Assessment: the patient is following the expected plan
Recommendations: continue with treatments and check lab values drawn this morning. Need to follow up about care upon discharge.
Key for abbreviations on the case study on next page:
- WNL – within normal limits (an expected finding)
- Low – lower than normal
- High – higher than normal)This is the end of the Background information
The nurse (you) assumes care (from this point forward is the assessment that you (the nurse) make):
Morning assessment reveals the following at 0800: Her vital signs are 112/68(WNL), Hr 134(high), Resp 24(high) regular rhythm, Temp 101 degrees F (high), oxygen saturation 92% (low) on room air. P.R. is cooperative; restless on bed rest and appears anxious.

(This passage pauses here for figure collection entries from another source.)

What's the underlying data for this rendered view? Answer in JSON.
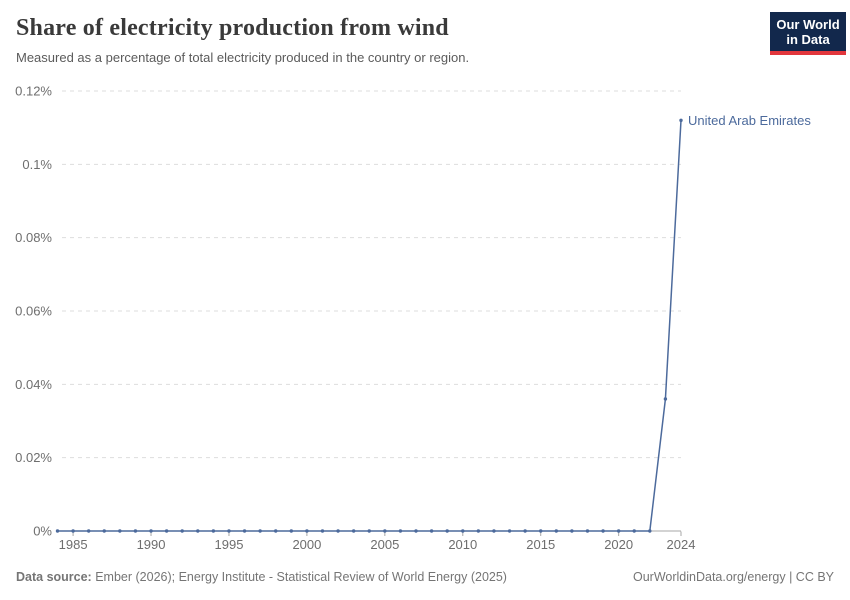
{
  "header": {
    "title": "Share of electricity production from wind",
    "subtitle": "Measured as a percentage of total electricity produced in the country or region.",
    "logo": {
      "line1": "Our World",
      "line2": "in Data",
      "bg_color": "#12284C",
      "accent_color": "#E2363C"
    }
  },
  "chart_data": {
    "type": "line",
    "title": "Share of electricity production from wind",
    "subtitle": "Measured as a percentage of total electricity produced in the country or region.",
    "line_color": "#4C6A9C",
    "x": [
      1984,
      1985,
      1986,
      1987,
      1988,
      1989,
      1990,
      1991,
      1992,
      1993,
      1994,
      1995,
      1996,
      1997,
      1998,
      1999,
      2000,
      2001,
      2002,
      2003,
      2004,
      2005,
      2006,
      2007,
      2008,
      2009,
      2010,
      2011,
      2012,
      2013,
      2014,
      2015,
      2016,
      2017,
      2018,
      2019,
      2020,
      2021,
      2022,
      2023,
      2024
    ],
    "series": [
      {
        "name": "United Arab Emirates",
        "values": [
          0,
          0,
          0,
          0,
          0,
          0,
          0,
          0,
          0,
          0,
          0,
          0,
          0,
          0,
          0,
          0,
          0,
          0,
          0,
          0,
          0,
          0,
          0,
          0,
          0,
          0,
          0,
          0,
          0,
          0,
          0,
          0,
          0,
          0,
          0,
          0,
          0,
          0,
          0,
          0.036,
          0.112
        ]
      }
    ],
    "x_ticks": [
      1985,
      1990,
      1995,
      2000,
      2005,
      2010,
      2015,
      2020,
      2024
    ],
    "y_ticks": [
      0,
      0.02,
      0.04,
      0.06,
      0.08,
      0.1,
      0.12
    ],
    "y_tick_labels": [
      "0%",
      "0.02%",
      "0.04%",
      "0.06%",
      "0.08%",
      "0.1%",
      "0.12%"
    ],
    "xlim": [
      1984,
      2024
    ],
    "ylim": [
      0,
      0.12
    ],
    "grid": "horizontal-dashed",
    "legend_position": "end-of-line-label"
  },
  "footer": {
    "datasource_label": "Data source:",
    "datasource_text": "Ember (2026); Energy Institute - Statistical Review of World Energy (2025)",
    "link_text": "OurWorldinData.org/energy | CC BY"
  }
}
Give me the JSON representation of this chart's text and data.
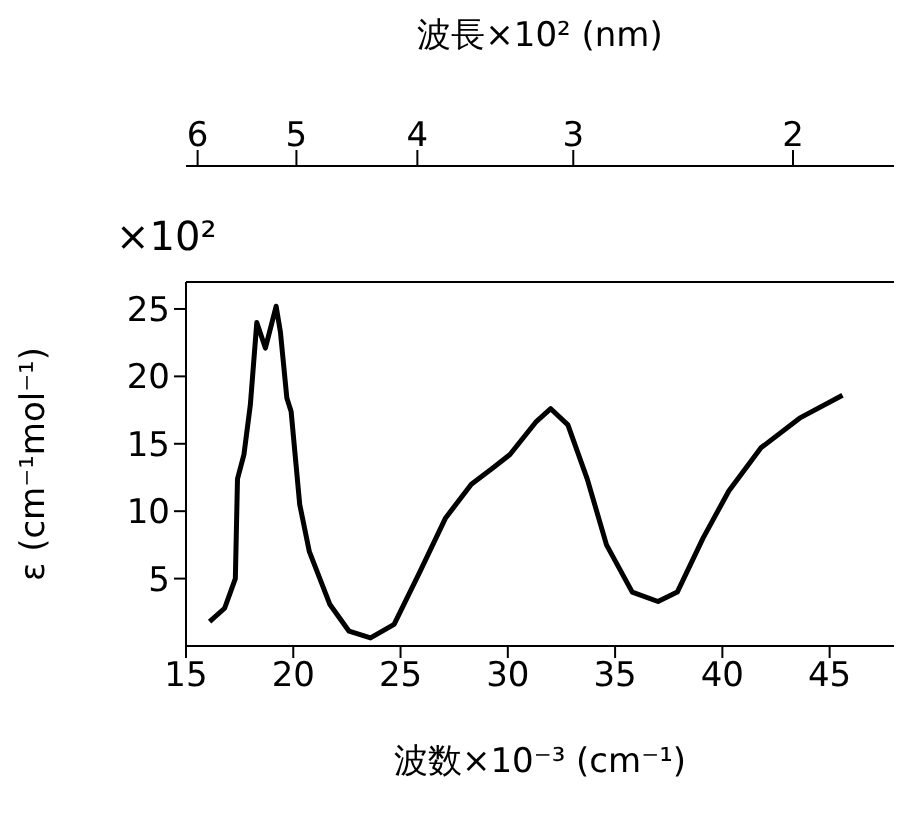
{
  "chart_data": {
    "type": "line",
    "x2label": "波長×10² (nm)",
    "xlabel": "波数×10⁻³ (cm⁻¹)",
    "ylabel": "ε (cm⁻¹mol⁻¹)",
    "annotations": [
      "×10²"
    ],
    "xlim": [
      15,
      48
    ],
    "xticks": [
      15,
      20,
      25,
      30,
      35,
      40,
      45
    ],
    "x2lim": [
      6.13,
      1.66
    ],
    "x2ticks": [
      6,
      5,
      4,
      3,
      2
    ],
    "log": "x2",
    "ylim": [
      0,
      27
    ],
    "yticks": [
      5,
      10,
      15,
      20,
      25
    ],
    "marker": "none",
    "x": [
      16.1,
      16.8,
      17.3,
      17.4,
      17.7,
      18.0,
      18.3,
      18.7,
      19.2,
      19.4,
      19.7,
      19.9,
      20.3,
      20.75,
      21.7,
      22.6,
      23.6,
      24.7,
      25.9,
      27.1,
      28.3,
      29.3,
      30.1,
      31.3,
      32.0,
      32.8,
      33.7,
      34.6,
      35.8,
      37.0,
      37.9,
      39.1,
      40.3,
      41.8,
      43.6,
      45.6
    ],
    "series": [
      {
        "color": "#000000",
        "values": [
          1.8,
          2.8,
          5.0,
          12.4,
          14.2,
          17.9,
          24.0,
          22.1,
          25.2,
          23.3,
          18.4,
          17.4,
          10.5,
          7.0,
          3.1,
          1.1,
          0.6,
          1.6,
          5.5,
          9.5,
          12.0,
          13.2,
          14.2,
          16.6,
          17.6,
          16.4,
          12.4,
          7.5,
          4.0,
          3.3,
          4.0,
          8.0,
          11.5,
          14.7,
          16.9,
          18.6
        ]
      }
    ]
  }
}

When the nurse questions the patient, P.R. states “it hurts to breathe.” The skin is warm and dry to touch, lungs with symmetrical expansion and crackles (abnormal) in the bases of the lower lobes bilaterally, heart rate regular rhythm during the assessment.
The nurse calls the doctor at 0820 and obtains an order for oxygen via nasal cannula at 2 liters per minute with humidity and to get a chest x-ray stat. The nurse encourages coughing and deep breathing.
At 0830 Tylenol is administered as ordered on the medex and the client is encouraged to drink 8 oz of fluids every hour.
Portable chest x-ray done at 0845 and the nurse auscultates faint crackles in lung bases bilaterally.
The next set of vital signs at 0930 finds the following: 110/80, HR 98, Resp 18, Temp 99 degrees F, oxygen saturation 98% on 2L O2 via nasal cannula.